Per-block limit — max X purchases per block, or max amount per block:

uint256 public maxContributionPerBlock;
mapping(uint256 => uint256) public blockContributions;

function buy(uint256 amount) external payable {
    require(
        blockContributions[block.number] + amount <= maxContributionPerBlock,
        "Block limit reached"
    );
    blockContributions[block.number] += amount;
    // ...
}

KYC Integration

For regulated markets—KYC provider integration. Frontend KYC (Sumsub, Onfido, Synaps) issues signed JWT. Backend verifies JWT and adds address to whitelist via transaction.

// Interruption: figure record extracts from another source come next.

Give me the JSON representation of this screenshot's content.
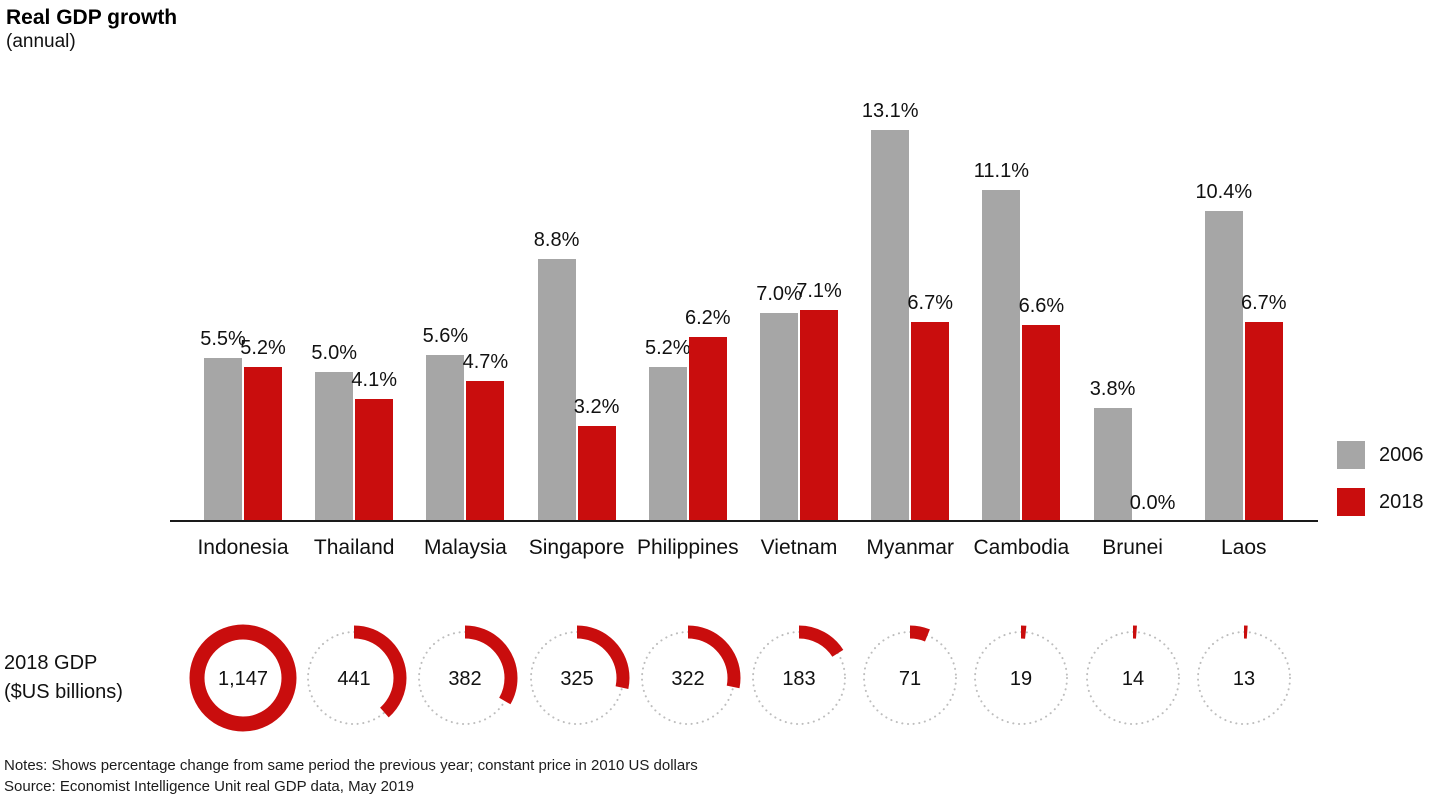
{
  "title": "Real GDP growth",
  "subtitle": "(annual)",
  "legend": [
    {
      "label": "2006",
      "color": "#a6a6a6"
    },
    {
      "label": "2018",
      "color": "#c90d0d"
    }
  ],
  "gdp_row_label": {
    "line1": "2018 GDP",
    "line2": "($US billions)"
  },
  "notes": "Notes: Shows percentage change from same period the previous year; constant price in 2010 US dollars",
  "source": "Source: Economist Intelligence Unit real GDP data, May 2019",
  "chart_data": {
    "type": "bar",
    "title": "Real GDP growth (annual)",
    "categories": [
      "Indonesia",
      "Thailand",
      "Malaysia",
      "Singapore",
      "Philippines",
      "Vietnam",
      "Myanmar",
      "Cambodia",
      "Brunei",
      "Laos"
    ],
    "series": [
      {
        "name": "2006",
        "color": "#a6a6a6",
        "values": [
          5.5,
          5.0,
          5.6,
          8.8,
          5.2,
          7.0,
          13.1,
          11.1,
          3.8,
          10.4
        ]
      },
      {
        "name": "2018",
        "color": "#c90d0d",
        "values": [
          5.2,
          4.1,
          4.7,
          3.2,
          6.2,
          7.1,
          6.7,
          6.6,
          0.0,
          6.7
        ]
      }
    ],
    "value_suffix": "%",
    "ylim": [
      0,
      14
    ],
    "grid": false,
    "legend_position": "right",
    "gdp_2018_billions": [
      1147,
      441,
      382,
      325,
      322,
      183,
      71,
      19,
      14,
      13
    ],
    "gdp_display": [
      "1,147",
      "441",
      "382",
      "325",
      "322",
      "183",
      "71",
      "19",
      "14",
      "13"
    ]
  }
}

More on-chain variant—Verifiable Credentials: KYC provider issues VC, user provides ZK-proof of valid VC without revealing personal data. Implementations: Polygon ID, Worldcoin (with privacy caveats).

Admin Panel and Listing

Launchpad is not just smart contracts. Complete product includes:

For projects (listing):

  • Application form with contract verification
  • Admin workflow for approval/rejection
  • Sale parameter setup: price, hard cap, soft cap, dates, whitelist, vesting
  • CSV whitelist → merkle tree generation

For participants:

  • Dashboard with active and past sales
  • KYC onboarding
  • Whitelist registration with wallet
  • Claim interface with vesting schedule

For administrators:

  • Real-time sale progress monitoring
  • Emergency pause
  • Whitelist management (add/remove)
  • Fund withdrawal after finalization

Platform Economics

Launchpad typically monetized through:

  • Percentage of raise — 3–8% of raised funds
  • Token allocation — X% of selling project tokens
  • Platform token — staking for allocation access (ecosystem lock-in)

Development Phases

Phase Content Duration
Design Sale mechanics, vesting schemes, tier structure, tokenomics 2–3 weeks
Core contracts Sale, Vesting, Staking, Whitelist 4–5 weeks
Testing Unit, integration, fork tests, fuzz 2–3 weeks
Backend API, merkle tree generation, KYC integration 3–4 weeks
Frontend Participant dashboard, admin panel 4–5 weeks
Audit Contracts + backend 3–4 weeks
Testnet pilot One test IDO 2–3 weeks

Total: 20–27 weeks. Audit critical—launchpads hold participant money and are attack targets.